Détérioration de la santé mentale des jeunes
Cette étude confirme la détérioration de la santé mentale des jeunes adultes observée par ailleurs à partir des données de passage aux urgences et d’hospitalisation.
Les pensées suicidaires ont ainsi été multipliées par plus de deux depuis 2014 chez les 18-24 ans (passant de 3,3% à 7,2% en 2021), les tentatives de suicide déclarées au cours de la vie ont augmenté de 50% par rapport à 2017 (passant de 6,1% à 9,2% en 2021) et celles déclarées au cours des 12 derniers mois, de plus de 60% (passant de 0,7% en 2017 à 1,1% en 2021).

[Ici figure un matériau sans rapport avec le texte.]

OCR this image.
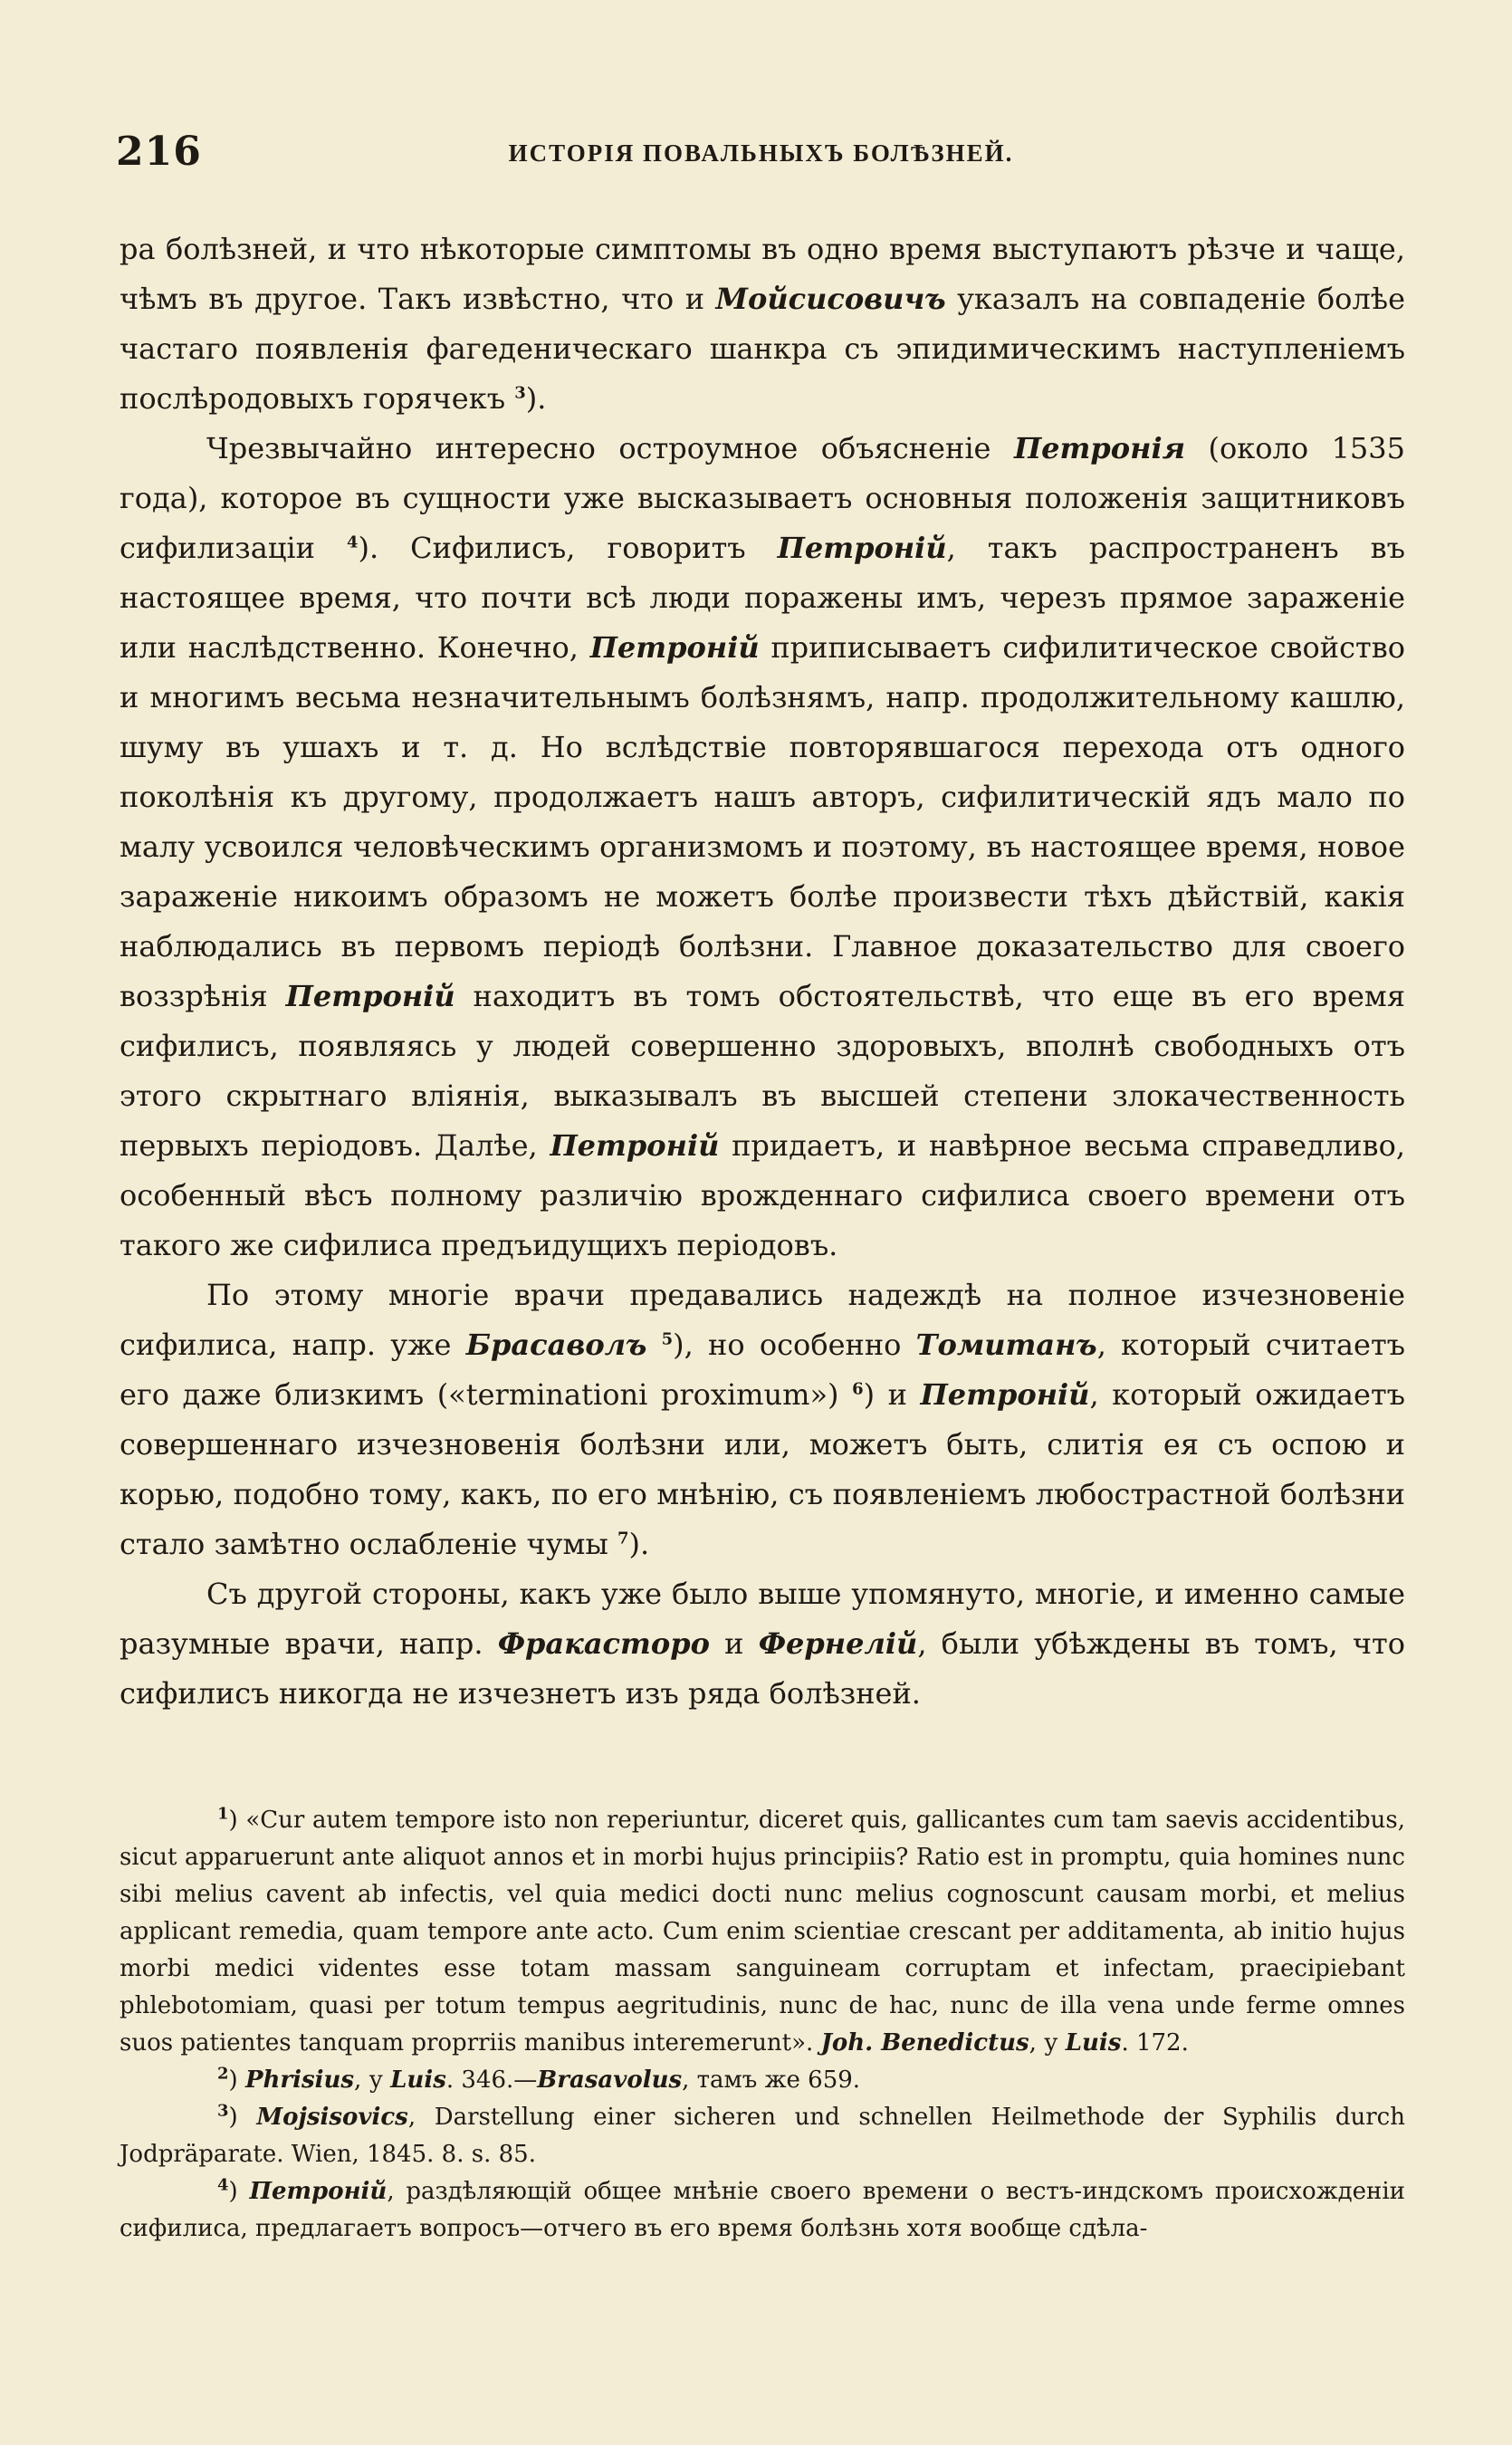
216	ИСТОРІЯ ПОВАЛЬНЫХЪ БОЛѢЗНЕЙ.

ра болѣзней, и что нѣкоторые симптомы въ одно время выступаютъ рѣзче и чаще, чѣмъ въ другое. Такъ извѣстно, что и Мойсисовичъ указалъ на совпаденіе болѣе частаго появленія фагеденическаго шанкра съ эпидимическимъ наступленіемъ послѣродовыхъ горячекъ $^3$).

Чрезвычайно интересно остроумное объясненіе Петронія (около 1535 года), которое въ сущности уже высказываетъ основныя положенія защитниковъ сифилизаціи $^4$). Сифилисъ, говоритъ Петроній, такъ распространенъ въ настоящее время, что почти всѣ люди поражены имъ, черезъ прямое зараженіе или наслѣдственно. Конечно, Петроній приписываетъ сифилитическое свойство и многимъ весьма незначительнымъ болѣзнямъ, напр. продолжительному кашлю, шуму въ ушахъ и т. д. Но вслѣдствіе повторявшагося перехода отъ одного поколѣнія къ другому, продолжаетъ нашъ авторъ, сифилитическій ядъ мало по малу усвоился человѣческимъ организмомъ и поэтому, въ настоящее время, новое зараженіе никоимъ образомъ не можетъ болѣе произвести тѣхъ дѣйствій, какія наблюдались въ первомъ періодѣ болѣзни. Главное доказательство для своего воззрѣнія Петроній находитъ въ томъ обстоятельствѣ, что еще въ его время сифилисъ, появляясь у людей совершенно здоровыхъ, вполнѣ свободныхъ отъ этого скрытнаго вліянія, выказывалъ въ высшей степени злокачественность первыхъ періодовъ. Далѣе, Петроній придаетъ, и навѣрное весьма справедливо, особенный вѣсъ полному различію врожденнаго сифилиса своего времени отъ такого же сифилиса предъидущихъ періодовъ.

По этому многіе врачи предавались надеждѣ на полное изчезновеніе сифилиса, напр. уже Брасаволъ $^5$), но особенно Томитанъ, который считаетъ его даже близкимъ («terminationi proximum») $^6$) и Петроній, который ожидаетъ совершеннаго изчезновенія болѣзни или, можетъ быть, слитія ея съ оспою и корью, подобно тому, какъ, по его мнѣнію, съ появленіемъ любострастной болѣзни стало замѣтно ослабленіе чумы $^7$).

Съ другой стороны, какъ уже было выше упомянуто, многіе, и именно самые разумные врачи, напр. Фракасторо и Фернелій, были убѣждены въ томъ, что сифилисъ никогда не изчезнетъ изъ ряда болѣзней.

$^1$) «Cur autem tempore isto non reperiuntur, diceret quis, gallicantes cum tam saevis accidentibus, sicut apparuerunt ante aliquot annos et in morbi hujus principiis? Ratio est in promptu, quia homines nunc sibi melius cavent ab infectis, vel quia medici docti nunc melius cognoscunt causam morbi, et melius applicant remedia, quam tempore ante acto. Cum enim scientiae crescant per additamenta, ab initio hujus morbi medici videntes esse totam massam sanguineam corruptam et infectam, praecipiebant phlebotomiam, quasi per totum tempus aegritudinis, nunc de hac, nunc de illa vena unde ferme omnes suos patientes tanquam proprriis manibus interemerunt». Joh. Benedictus, у Luis. 172.

$^2$) Phrisius, у Luis. 346.—Brasavolus, тамъ же 659.

$^3$) Mojsisovics, Darstellung einer sicheren und schnellen Heilmethode der Syphilis durch Jodpräparate. Wien, 1845. 8. s. 85.

$^4$) Петроній, раздѣляющій общее мнѣніе своего времени о вестъ-индскомъ происхожденіи сифилиса, предлагаетъ вопросъ—отчего въ его время болѣзнь хотя вообще сдѣла-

En parallèle de la mise en œuvre de la stratégie nationale de prévention du suicide et du renforcement des dispositifs de prise en charge, une meilleure compréhension des mécanismes qui affectent la santé mentale des plus jeunes depuis la pandémie de Covid-19 s’avère nécessaire en vue de renforcer les politiques de prévention.
• Prévalence des pensées suicidaires et tentatives de suicide chez les 18-85 ans en France : résultats du Baromètre santé 2021. Christophe Léon (Santé publique France, Saint-Maurice) et coll., BEH, n°3, février 2024 Santé publique France, (PDF).